Healthy Ride’s Bike Share and protected bike lanes are among the newest ways of improving transportation choices
Annual Census stats help us understand how Pittsburgh compares to the 60 largest US Cities
Every September, the US Census posts their American Community Survey (ACS) transportation stats for the previous year. This annual snapshot helps us see where we’re going, where we’ve been, while trying to understand some of the underlying trends, both locally and nationally.
For instance, some things that we’ve noticed from looking into this data:
- Pittsburgh’s bike commute share has doubled since 2007, when the City began installing bike lanes
- We have some of the highest walking rates in the country
- We are in the top-10 cities with a no car commute
- Our public transit share has unfortunately decreased, seemingly tied to funding issues
- There are a lot of Pittsburghers who have no access to a car
This is now our tenth year reporting on the data for the 60 largest US cities (2006) (2007) (2008) (2009) (2010) (2011) (2012) (2013) (2014). As the ACS has some flaws, these numbers should not be taken at face value (see below).
Affordable housing + Affordable Transportation
This year, due to a rapidly changing Pittsburgh, there is a renewed focus on affordable housing. An important part of affordable housing is also affordable and convenient transportation. Rising home and rent prices have driven some people out of neighborhoods that they’ve lived in for a long time. If an inexpensive house is located in a place that you need to own a car, then it is no longer affordable.

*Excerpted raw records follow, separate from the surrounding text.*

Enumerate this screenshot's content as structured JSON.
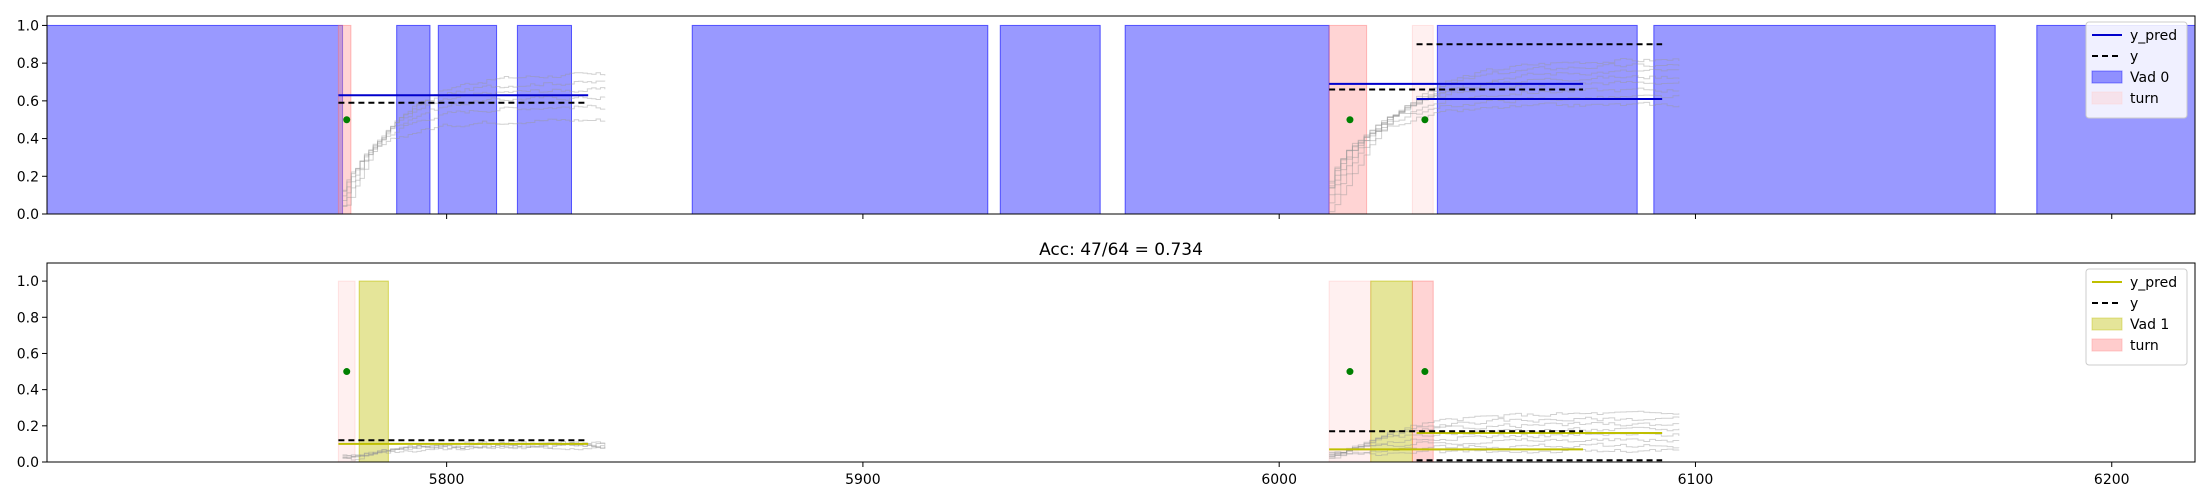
{
  "chart_data": [
    {
      "type": "line",
      "title": "",
      "xlabel": "",
      "ylabel": "",
      "xlim": [
        5704,
        6220
      ],
      "ylim": [
        0,
        1.05
      ],
      "xticks": [
        5800,
        5900,
        6000,
        6100,
        6200
      ],
      "show_xtick_labels": false,
      "yticks": [
        0.0,
        0.2,
        0.4,
        0.6,
        0.8,
        1.0
      ],
      "ytick_labels": [
        "0.0",
        "0.2",
        "0.4",
        "0.6",
        "0.8",
        "1.0"
      ],
      "legend": {
        "placement": "top-right",
        "entries": [
          {
            "label": "y_pred",
            "kind": "line",
            "color": "#0000cc",
            "dash": ""
          },
          {
            "label": "y",
            "kind": "line",
            "color": "#000000",
            "dash": "6,4"
          },
          {
            "label": "Vad 0",
            "kind": "patch",
            "color": "#0000ff",
            "opacity": 0.4
          },
          {
            "label": "turn",
            "kind": "patch",
            "color": "#ffcccc",
            "opacity": 0.4
          }
        ]
      },
      "vad_color": "#0000ff",
      "vad_opacity": 0.4,
      "vad_segments": [
        [
          5704,
          5775
        ],
        [
          5788,
          5796
        ],
        [
          5798,
          5812
        ],
        [
          5817,
          5830
        ],
        [
          5763,
          5763
        ],
        [
          5859,
          5930
        ],
        [
          5933,
          5957
        ],
        [
          5963,
          6012
        ],
        [
          6038,
          6086
        ],
        [
          6090,
          6172
        ],
        [
          6182,
          6220
        ]
      ],
      "turn_segments": [
        {
          "x": [
            5774,
            5777
          ],
          "opacity": 0.7
        },
        {
          "x": [
            6012,
            6021
          ],
          "opacity": 0.7
        },
        {
          "x": [
            6032,
            6037
          ],
          "opacity": 0.25
        }
      ],
      "series": [
        {
          "name": "y_pred",
          "color": "#0000cc",
          "dash": "",
          "segments": [
            [
              5774,
              5834,
              0.63
            ],
            [
              6012,
              6073,
              0.69
            ],
            [
              6033,
              6092,
              0.61
            ]
          ]
        },
        {
          "name": "y",
          "color": "#000000",
          "dash": "6,4",
          "segments": [
            [
              5774,
              5834,
              0.59
            ],
            [
              6012,
              6073,
              0.66
            ],
            [
              6033,
              6092,
              0.9
            ]
          ]
        }
      ],
      "points": [
        [
          5776,
          0.5
        ],
        [
          6017,
          0.5
        ],
        [
          6035,
          0.5
        ]
      ],
      "point_color": "#008000",
      "noise": [
        {
          "x0": 5775,
          "x1": 5838,
          "levels": [
            0.74,
            0.7,
            0.66,
            0.62,
            0.57,
            0.5
          ]
        },
        {
          "x0": 6012,
          "x1": 6096,
          "levels": [
            0.82,
            0.79,
            0.76,
            0.73,
            0.7,
            0.66,
            0.62,
            0.58
          ]
        }
      ]
    },
    {
      "type": "line",
      "title": "Acc: 47/64 = 0.734",
      "xlabel": "",
      "ylabel": "",
      "xlim": [
        5704,
        6220
      ],
      "ylim": [
        0,
        1.1
      ],
      "xticks": [
        5800,
        5900,
        6000,
        6100,
        6200
      ],
      "show_xtick_labels": true,
      "yticks": [
        0.0,
        0.2,
        0.4,
        0.6,
        0.8,
        1.0
      ],
      "ytick_labels": [
        "0.0",
        "0.2",
        "0.4",
        "0.6",
        "0.8",
        "1.0"
      ],
      "legend": {
        "placement": "top-right",
        "entries": [
          {
            "label": "y_pred",
            "kind": "line",
            "color": "#bfbf00",
            "dash": ""
          },
          {
            "label": "y",
            "kind": "line",
            "color": "#000000",
            "dash": "6,4"
          },
          {
            "label": "Vad 1",
            "kind": "patch",
            "color": "#bfbf00",
            "opacity": 0.4
          },
          {
            "label": "turn",
            "kind": "patch",
            "color": "#ff9999",
            "opacity": 0.5
          }
        ]
      },
      "vad_color": "#bfbf00",
      "vad_opacity": 0.4,
      "vad_segments": [
        [
          5779,
          5786
        ],
        [
          6022,
          6032
        ]
      ],
      "turn_segments": [
        {
          "x": [
            5774,
            5778
          ],
          "opacity": 0.25
        },
        {
          "x": [
            6012,
            6022
          ],
          "opacity": 0.25
        },
        {
          "x": [
            6032,
            6037
          ],
          "opacity": 0.7
        }
      ],
      "series": [
        {
          "name": "y_pred",
          "color": "#bfbf00",
          "dash": "",
          "segments": [
            [
              5774,
              5834,
              0.1
            ],
            [
              6012,
              6073,
              0.07
            ],
            [
              6033,
              6092,
              0.16
            ]
          ]
        },
        {
          "name": "y",
          "color": "#000000",
          "dash": "6,4",
          "segments": [
            [
              5774,
              5834,
              0.12
            ],
            [
              6012,
              6073,
              0.17
            ],
            [
              6033,
              6092,
              0.01
            ]
          ]
        }
      ],
      "points": [
        [
          5776,
          0.5
        ],
        [
          6017,
          0.5
        ],
        [
          6035,
          0.5
        ]
      ],
      "point_color": "#008000",
      "noise": [
        {
          "x0": 5775,
          "x1": 5838,
          "levels": [
            0.11,
            0.1,
            0.09,
            0.09,
            0.08
          ]
        },
        {
          "x0": 6012,
          "x1": 6096,
          "levels": [
            0.27,
            0.24,
            0.21,
            0.18,
            0.15,
            0.12,
            0.09,
            0.06
          ]
        }
      ]
    }
  ]
}
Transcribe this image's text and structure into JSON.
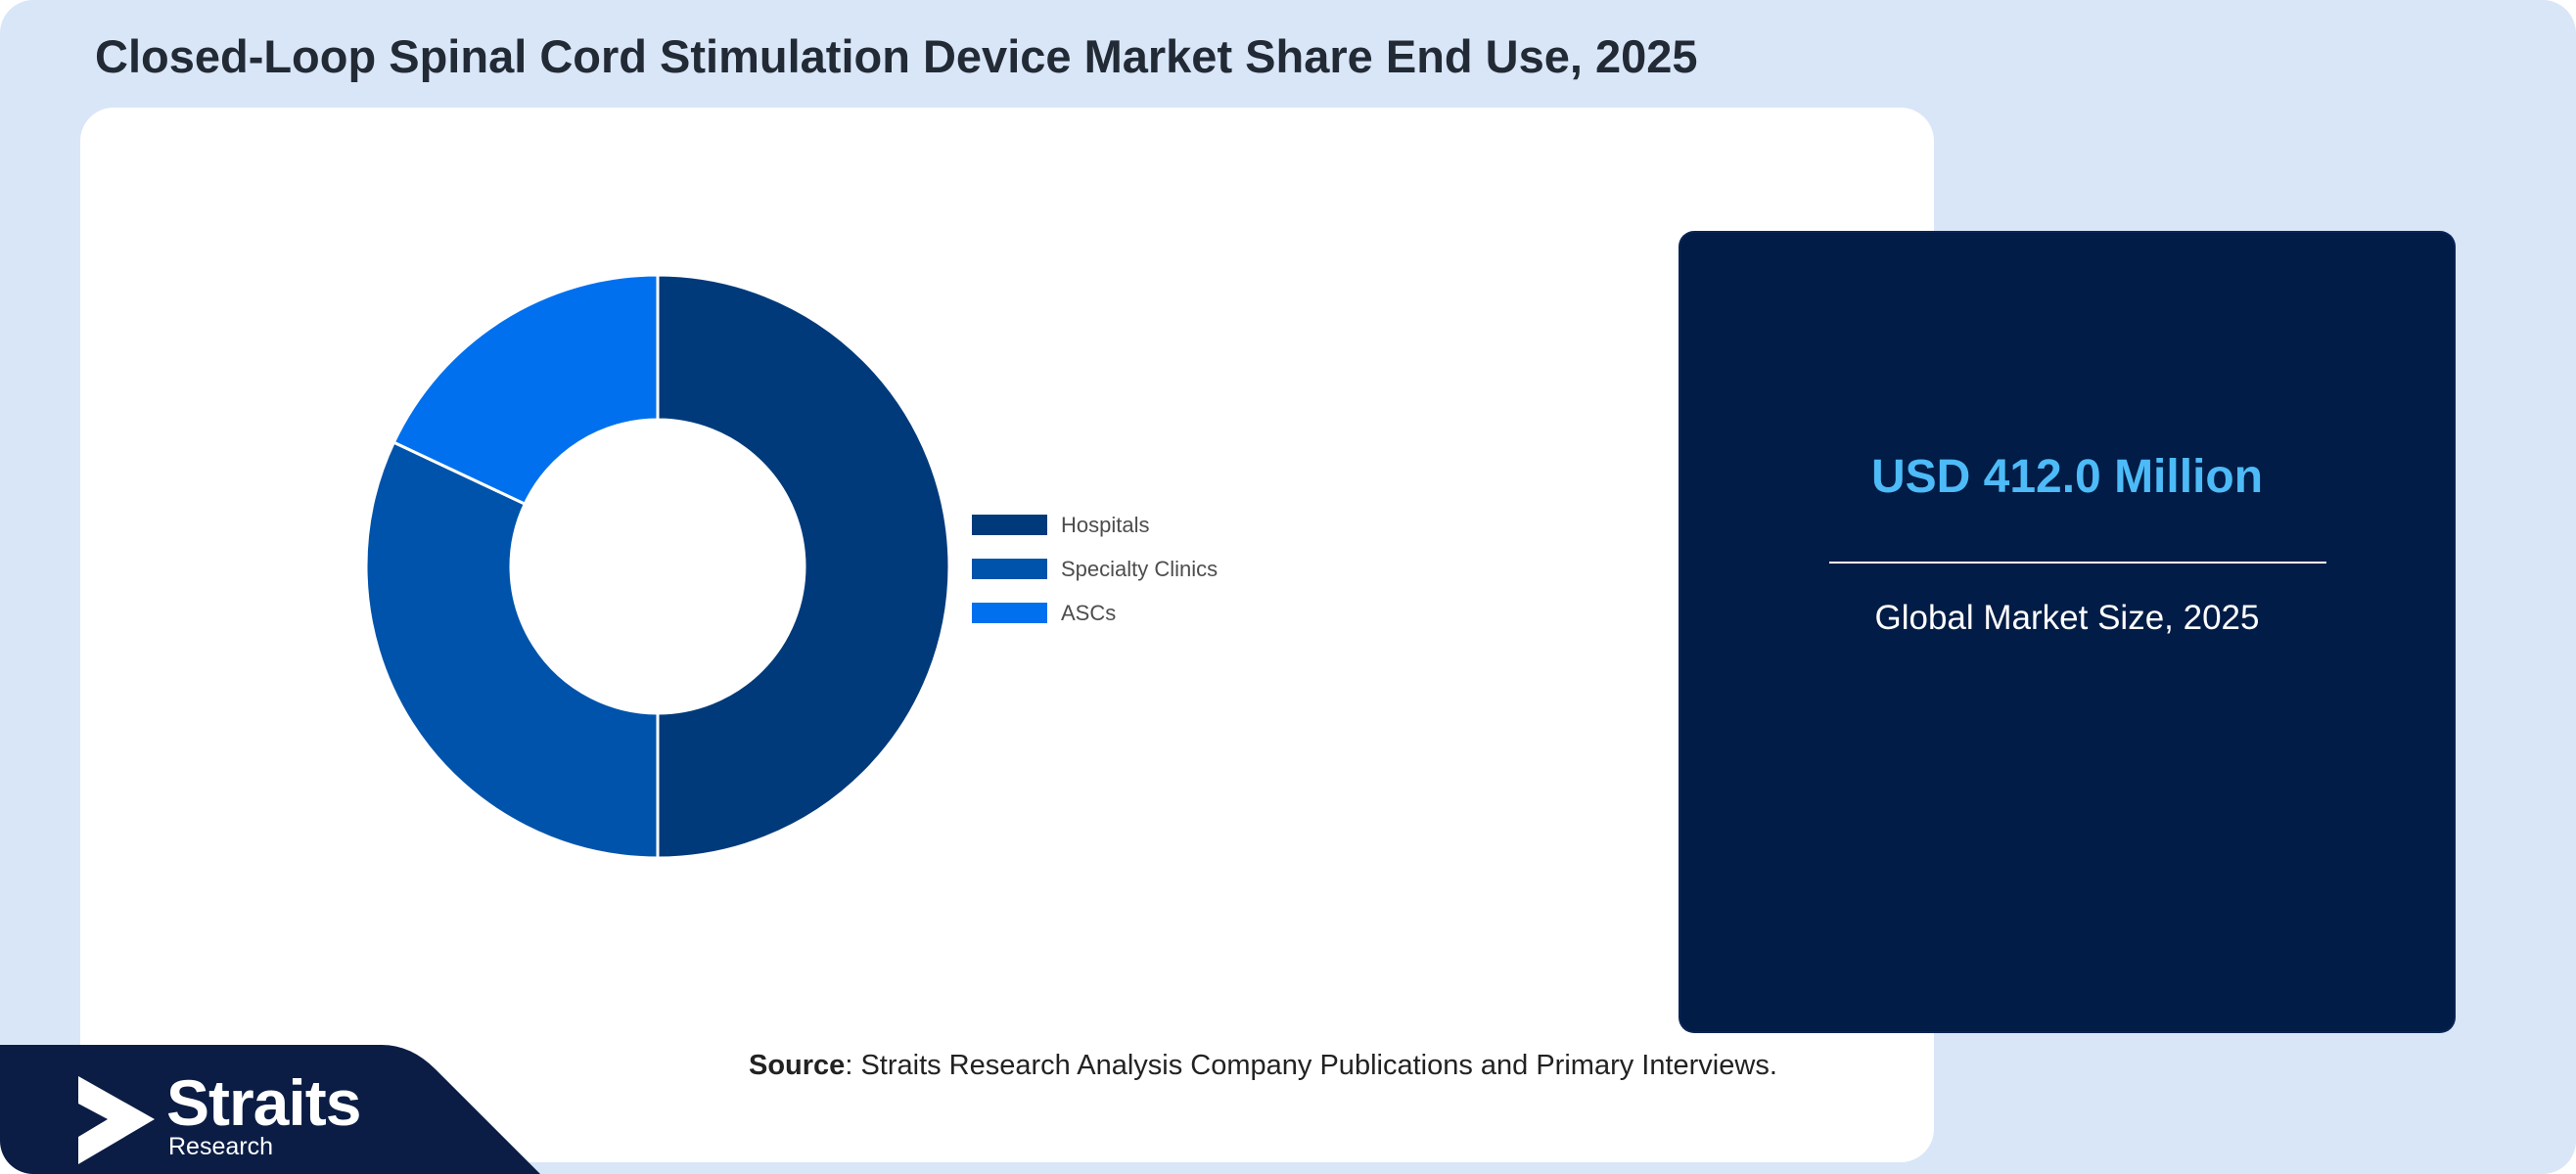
{
  "title": "Closed-Loop Spinal Cord Stimulation Device Market Share End Use, 2025",
  "chart_data": {
    "type": "pie",
    "donut": true,
    "title": "",
    "categories": [
      "Hospitals",
      "Specialty Clinics",
      "ASCs"
    ],
    "values": [
      50,
      32,
      18
    ],
    "unit": "%",
    "colors": [
      "#013a7a",
      "#0053ab",
      "#0070ee"
    ],
    "legend_position": "right"
  },
  "info_card": {
    "value": "USD 412.0 Million",
    "caption": "Global Market Size, 2025"
  },
  "source": {
    "label": "Source",
    "text": ": Straits Research Analysis Company Publications and Primary Interviews."
  },
  "logo": {
    "name": "Straits",
    "subtitle": "Research"
  },
  "colors": {
    "background": "#d9e6f8",
    "card": "#011c46",
    "accent": "#4dbbf7",
    "logo_band": "#0b1d45"
  }
}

Initiatives like the Port Authority’s bike racks on buses program help reduce car dependency
The ACS tracks a lot of things, and one thing that it tracks, that we’ve never reported on, is the number of households in a city with no access to a car. Not surprisingly, cities where households have less access to a car, also see higher rates of biking, walking, and transit.
What was surprising (at least to us) was the large number of households in Pittsburgh that have no access to a vehicle. The ACS reveals that approximately a 25% of Pittsburgh households claim no access to a car, as well as approximately 13% of Pittsburgh workers, placing us 8th in the country (out of largest 60 cities) in this metric. According to the Department of Housing and Urban Development’s Guidebook for Creating Connected Communities, typical households in auto-dependent neighborhoods spend about 25 percent of their income on transportation costs, but this number drops to 9 percent in neighborhoods that are more connected with a variety of mobility options.
Combined with a decrease in affordable housing stock, these figures make it clear that affordable housing and affordable transportation choices must go hand in hand.
What is the American Community Survey?
The American Community Survey is the country’s largest household survey, reporting its findings every year. With a sample size of about 3 million addresses, this is only an estimate, but is by far the best tool that we have understanding trends in the United States. The survey uses questionnaires and interviews to gather information on demographic, economic, and housing characteristics.
ACS limitations, notes, and cautions
- The ACS asks only about commuting. It does not tell us about bicycling for non-work purposes.
- Results are based on a survey of a sample of the population. Surveys take place throughout the year. The journey to work question asks respondents about the previous week.
- The journey to work question asks about the primary mode of transportation to work. The wording of the question undercounts the actual amount of bike commuting that occurs. It does not count people who rode once or twice a week or people who bike to transit (if the transit leg is longer than the bike leg).
- Since the ACS is a survey of a sample, the results are estimates. The ACS releases a margin of error along with the estimate. Users can add and subtract the margin of error value from the estimate to find the top and bottom of the range within which the ACS is 90 percent confident in their estimate lies. Margins of error are reported on with the data on the ACS site.
- Changes among years may not be statistically significant.
- The numbers reported here are for the “principal city,” not the larger Metropolitan Statistical Area (MSA).